No one actually believes that twaddle about the new Georgia voting laws suppressing the vote. Certainly not the soulless creatures occupying the board rooms of our corporate titans. That's why they haven't given up their golf memberships at Augusta and they haven't divested from the slave state of China.
Similarly, only the fanatics within the Republican party, perhaps to include Rand Paul, believe in that babble about the debt. Fie upon restraint! We shall spend our children's money, yea unto the last farthing!
Once you have done away with Higher Powers and objective morality, this is where you eventually end. It's not that we've become secular, it's that we've become animals. How does X affect my ability to eat, mate and stay alive?

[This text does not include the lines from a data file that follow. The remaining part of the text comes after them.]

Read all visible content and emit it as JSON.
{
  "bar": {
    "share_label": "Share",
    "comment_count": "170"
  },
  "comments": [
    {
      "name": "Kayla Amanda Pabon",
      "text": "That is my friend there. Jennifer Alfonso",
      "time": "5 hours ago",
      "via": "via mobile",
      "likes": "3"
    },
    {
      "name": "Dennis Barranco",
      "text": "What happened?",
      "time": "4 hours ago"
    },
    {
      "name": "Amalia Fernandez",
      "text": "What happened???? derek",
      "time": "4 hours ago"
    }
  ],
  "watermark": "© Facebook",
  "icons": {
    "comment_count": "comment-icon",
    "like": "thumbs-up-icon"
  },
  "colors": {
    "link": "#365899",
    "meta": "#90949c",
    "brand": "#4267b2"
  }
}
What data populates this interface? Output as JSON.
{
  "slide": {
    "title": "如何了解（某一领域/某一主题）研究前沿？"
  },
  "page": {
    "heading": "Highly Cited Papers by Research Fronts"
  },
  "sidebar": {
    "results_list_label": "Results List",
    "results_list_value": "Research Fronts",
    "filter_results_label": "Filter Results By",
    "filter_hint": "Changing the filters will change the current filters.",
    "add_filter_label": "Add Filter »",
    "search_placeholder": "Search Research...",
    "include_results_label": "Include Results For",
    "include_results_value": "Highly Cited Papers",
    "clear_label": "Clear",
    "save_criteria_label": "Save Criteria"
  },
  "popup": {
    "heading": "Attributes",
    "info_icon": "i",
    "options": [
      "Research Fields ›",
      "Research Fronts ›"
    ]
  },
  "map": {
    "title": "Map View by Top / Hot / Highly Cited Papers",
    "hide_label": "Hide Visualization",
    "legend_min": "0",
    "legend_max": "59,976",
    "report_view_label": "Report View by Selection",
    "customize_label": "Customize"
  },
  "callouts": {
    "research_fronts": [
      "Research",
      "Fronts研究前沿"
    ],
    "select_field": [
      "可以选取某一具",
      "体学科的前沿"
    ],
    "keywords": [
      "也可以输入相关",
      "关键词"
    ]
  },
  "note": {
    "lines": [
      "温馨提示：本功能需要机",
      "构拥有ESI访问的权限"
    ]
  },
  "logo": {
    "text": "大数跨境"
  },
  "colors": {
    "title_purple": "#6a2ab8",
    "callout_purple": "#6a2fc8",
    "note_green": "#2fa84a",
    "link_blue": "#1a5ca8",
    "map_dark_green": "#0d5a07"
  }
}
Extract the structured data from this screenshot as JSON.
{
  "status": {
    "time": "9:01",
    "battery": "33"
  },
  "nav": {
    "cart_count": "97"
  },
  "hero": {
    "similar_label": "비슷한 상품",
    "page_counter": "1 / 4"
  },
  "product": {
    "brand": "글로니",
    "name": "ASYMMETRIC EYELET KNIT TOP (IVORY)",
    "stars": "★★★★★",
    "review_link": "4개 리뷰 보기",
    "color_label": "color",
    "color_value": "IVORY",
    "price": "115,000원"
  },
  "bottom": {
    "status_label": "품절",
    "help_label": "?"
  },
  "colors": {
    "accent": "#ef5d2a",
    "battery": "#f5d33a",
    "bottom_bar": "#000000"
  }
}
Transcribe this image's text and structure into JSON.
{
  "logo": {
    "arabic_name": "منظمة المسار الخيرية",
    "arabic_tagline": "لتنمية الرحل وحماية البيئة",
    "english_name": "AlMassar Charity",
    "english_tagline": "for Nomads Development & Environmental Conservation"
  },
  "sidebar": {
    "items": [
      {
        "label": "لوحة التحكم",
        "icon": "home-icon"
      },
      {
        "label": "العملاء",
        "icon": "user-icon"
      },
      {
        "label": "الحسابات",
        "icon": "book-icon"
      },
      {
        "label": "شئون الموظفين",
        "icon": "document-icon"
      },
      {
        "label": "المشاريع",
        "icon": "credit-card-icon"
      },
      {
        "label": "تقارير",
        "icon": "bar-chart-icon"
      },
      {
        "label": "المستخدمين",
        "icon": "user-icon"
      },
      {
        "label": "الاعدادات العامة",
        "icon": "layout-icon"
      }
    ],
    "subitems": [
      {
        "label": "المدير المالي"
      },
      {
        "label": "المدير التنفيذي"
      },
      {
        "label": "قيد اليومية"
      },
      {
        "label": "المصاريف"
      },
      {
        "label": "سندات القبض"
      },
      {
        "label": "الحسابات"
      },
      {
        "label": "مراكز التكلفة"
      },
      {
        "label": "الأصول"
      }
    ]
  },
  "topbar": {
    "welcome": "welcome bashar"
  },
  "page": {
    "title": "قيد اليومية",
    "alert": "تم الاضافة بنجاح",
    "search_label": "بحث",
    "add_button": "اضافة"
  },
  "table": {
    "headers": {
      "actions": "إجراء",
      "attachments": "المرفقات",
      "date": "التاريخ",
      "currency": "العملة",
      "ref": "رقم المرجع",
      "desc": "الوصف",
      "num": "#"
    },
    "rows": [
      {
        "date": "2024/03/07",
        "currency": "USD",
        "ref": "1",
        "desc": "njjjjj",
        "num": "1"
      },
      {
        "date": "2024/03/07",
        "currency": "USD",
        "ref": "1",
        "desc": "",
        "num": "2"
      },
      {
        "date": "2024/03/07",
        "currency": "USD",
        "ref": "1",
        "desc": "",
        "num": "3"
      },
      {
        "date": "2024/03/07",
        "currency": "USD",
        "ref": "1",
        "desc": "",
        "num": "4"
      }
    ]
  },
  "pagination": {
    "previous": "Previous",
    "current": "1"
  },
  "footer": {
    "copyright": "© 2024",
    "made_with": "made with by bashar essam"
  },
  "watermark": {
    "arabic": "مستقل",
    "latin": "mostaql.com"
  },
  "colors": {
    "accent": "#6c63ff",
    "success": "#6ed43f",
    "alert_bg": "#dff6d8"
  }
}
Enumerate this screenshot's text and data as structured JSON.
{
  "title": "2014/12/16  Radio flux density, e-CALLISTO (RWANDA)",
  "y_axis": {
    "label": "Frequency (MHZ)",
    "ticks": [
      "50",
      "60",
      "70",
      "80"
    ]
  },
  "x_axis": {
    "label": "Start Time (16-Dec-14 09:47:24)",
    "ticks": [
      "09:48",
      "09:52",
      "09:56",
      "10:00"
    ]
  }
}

Abstract concepts are dissolved in the acid of the physical world.
Is it possible to devolve and become simple primates again, creatures without a soul? There's a thought to ponder.
In any case, noodling about the fraudulent and empty posing and preening over Georgia, it finally dawned on me why I hated the "public service" ads during the election that told us voting was the most important thing we could do. That's only true if your elected officials control your life more than you do. It's also contingent on there being nothing to us but our flesh.
If that's the case, then voting is a sacrament and all that matters is getting right with the Man. That's the Man in DC, in case you were wondering.
Evolution at work. |
4 comments:
"In any case, noodling about the fraudulent and empty posing and preening over Georgia"
I (like everyone else) have heard so much wailing, rending of garments, and gnashing of teeth about this (from both sides) that I finally had to bite the bullet. So read the whole thing. All 95 pages of it. All I can say is if that's Jim Crow, then I'm a potato. I could go through the actual contents of the law, but you shouldn't trust me anymore than I trusted anyone else. Read it for yourself.
It is clearly not a voter restriction law. It is an anti-fraud law. I hope somebody in CA converts that law to the appropriate form and gets it on the ballot here in CA as a Proposition. (Sure I know it won't pass due to all the folks who can't, and won't, read and think, but it would still be fun to see all the wailing and shenanigans the left would put up.)
"That's only true if your elected officials control your life more than you do."
On that matter, our Goober Newsome (aka Please-don't-recall-me-Gavin) has let out that his crazy quilt of a tier color coding will end on June 15. He is so smart and so wise that he can see 10 weeks into the future to know that all will be well by then. Or maybe his political calculus tells him that if he gives up his control then, then by the recall election enough morons, er I mean, voters, will have forgotten all about how he screwed with us for 16 months.
I think their biggest mistake with the law is the "95 pages" part. Is it really necessary to write something about a third the length of an average novel to explain something as fundamentally straightforward as "how to vote"? All it does is guarantee that hardly anybody is willing to read it clear through, and the ones who do are the ones who have a motive of cherry picking things to complain about.
They are also not doing any favors for the election workers, who are going to have to be careful not to miss something in it when they are doing their jobs next election.
=="Goober Newsome"==
Noisome
https://www.google.com/search?q=Noisome&oq=Noisome&aqs=chrome..69i57&sourceid=chrome&ie=UTF-8
"I think their biggest mistake with the law is the "95 pages" part."
And that is true of nearly all bills/laws these days.
The whole point of such monstrosities -- written by lawyers, for lawyers -- is to promote judicial supremacism, to make "the law" inaccessible to the People.
When I am dictator of the world, one of my first dictates shall be that no bill may be voted upon in a legislative chamber until it has been read aloud, in its entirety, by the respective Speaker/President of that chamber, and that only those members who were present for the entire reading may vote.